Sweating on buttocks and under chest

Heavy sweating on the buttocks and under the chest happens – not only, but mainly – with people who carry around a few pounds too much. Sweating is then particularly encouraged when the skin rubs against each other. Helpful means are body or baby powder or the application of an antiperspirant (caution: do not use in the intimate area ). You should also wear breathable underwear and clothing; after all, the bottom is usually covered by at least two layers of clothing. Functional clothing that absorbs sweat and wicks it away is ideal.

Tips against sweaty feet

Antibacterial and antiperspirant foot baths are ideal for sweaty feet. Suitable additives for this are sage, juniper, chamomile extract, oak bark, lavender oil, apple cider vinegar, black tea or baking soda. After the footbath, you should dry your feet thoroughly.

Choose breathable footwear, preferably open-toe shoes or leather shoes. Inserts with cinnamon or activated charcoal and foot powder (e.g. made of baking soda) can absorb sweat and thus prevent smelly feet. Special foot deodorants and shoe disinfectants can also help. Change shoes more often and let them dry thoroughly in between.

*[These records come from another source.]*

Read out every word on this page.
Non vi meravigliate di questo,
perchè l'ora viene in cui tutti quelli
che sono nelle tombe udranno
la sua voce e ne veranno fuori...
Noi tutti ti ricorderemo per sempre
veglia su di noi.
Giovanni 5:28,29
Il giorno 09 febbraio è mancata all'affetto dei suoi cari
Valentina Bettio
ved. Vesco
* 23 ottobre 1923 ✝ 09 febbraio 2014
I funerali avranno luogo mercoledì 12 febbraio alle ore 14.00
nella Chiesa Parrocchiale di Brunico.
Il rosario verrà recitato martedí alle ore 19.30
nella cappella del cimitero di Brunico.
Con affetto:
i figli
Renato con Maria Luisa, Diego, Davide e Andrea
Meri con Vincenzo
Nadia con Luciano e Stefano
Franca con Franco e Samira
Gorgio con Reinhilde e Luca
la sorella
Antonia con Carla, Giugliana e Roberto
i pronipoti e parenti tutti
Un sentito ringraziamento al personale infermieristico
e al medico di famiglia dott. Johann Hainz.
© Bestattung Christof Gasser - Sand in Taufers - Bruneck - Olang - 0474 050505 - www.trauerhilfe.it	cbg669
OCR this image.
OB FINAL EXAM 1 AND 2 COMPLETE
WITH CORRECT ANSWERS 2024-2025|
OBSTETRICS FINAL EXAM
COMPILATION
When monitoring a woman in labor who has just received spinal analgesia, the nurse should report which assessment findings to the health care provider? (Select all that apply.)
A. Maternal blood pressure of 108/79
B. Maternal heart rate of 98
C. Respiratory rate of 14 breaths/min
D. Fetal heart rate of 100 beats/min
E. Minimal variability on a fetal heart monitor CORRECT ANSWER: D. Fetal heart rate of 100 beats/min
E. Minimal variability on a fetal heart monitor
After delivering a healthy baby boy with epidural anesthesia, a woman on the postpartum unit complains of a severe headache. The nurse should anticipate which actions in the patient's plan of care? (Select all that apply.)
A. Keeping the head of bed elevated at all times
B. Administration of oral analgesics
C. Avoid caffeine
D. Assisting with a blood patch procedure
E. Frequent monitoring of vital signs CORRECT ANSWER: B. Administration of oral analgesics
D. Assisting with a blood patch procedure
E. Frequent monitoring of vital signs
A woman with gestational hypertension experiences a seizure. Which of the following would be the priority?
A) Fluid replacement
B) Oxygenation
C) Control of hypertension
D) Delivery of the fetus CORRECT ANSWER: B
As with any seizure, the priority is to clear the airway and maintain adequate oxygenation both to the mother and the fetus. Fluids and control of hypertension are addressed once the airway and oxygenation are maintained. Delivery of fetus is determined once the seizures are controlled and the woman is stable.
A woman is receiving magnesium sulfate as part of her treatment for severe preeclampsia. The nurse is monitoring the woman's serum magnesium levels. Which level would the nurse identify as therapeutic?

Night sweats and night sweats

If you sweat primarily at night, keep the bedroom temperature low in the first place. Ventilating at extraordinary times of the day and sleeping with the window open can help here. Breathable bedding and clothing – such as cotton – are essential to prevent sweating at night. Change clothes and a large towel underneath if necessary because sleeping on and in sweaty fabrics is usually very uncomfortable and can lead to colds.

Seek medical advice if you sweat excessively.

Sweating can have different causes. This physical reaction is entirely normal when the temperature is high, when you have a cold with a fever or exercise, for example, during sports. The body tries to produce evaporative cooling by secreting sweat to regulate the body temperature. Sweating is also one of the typical symptoms of hormonal changes during menopause . In the event of fear or nervousness, the body also secretes certain odours via the sweat glands.

However, excessive sweating can also have pathological causes. Extreme or constant sweating, especially without exertion and in connection with a strong smell of sweat, should, therefore, be examined by a doctor. Possible causes of hyperhidrosis, i.e. excessive sweat production, are genetic reasons as well as diseases such as diabetesmalaria or thyroid disorders. Certain medications can also promote sweat production.

Depending on the cause, hyperhidrosis can be treated in various ways. In addition to therapy with botulinum toxin, this also includes using tablets, low-voltage current therapy, surgical removal of the sweat glands, or severing of the nerves that lead to the sweat glands. Psychotherapeutic treatment and learning relaxation techniques are also sometimes helpful.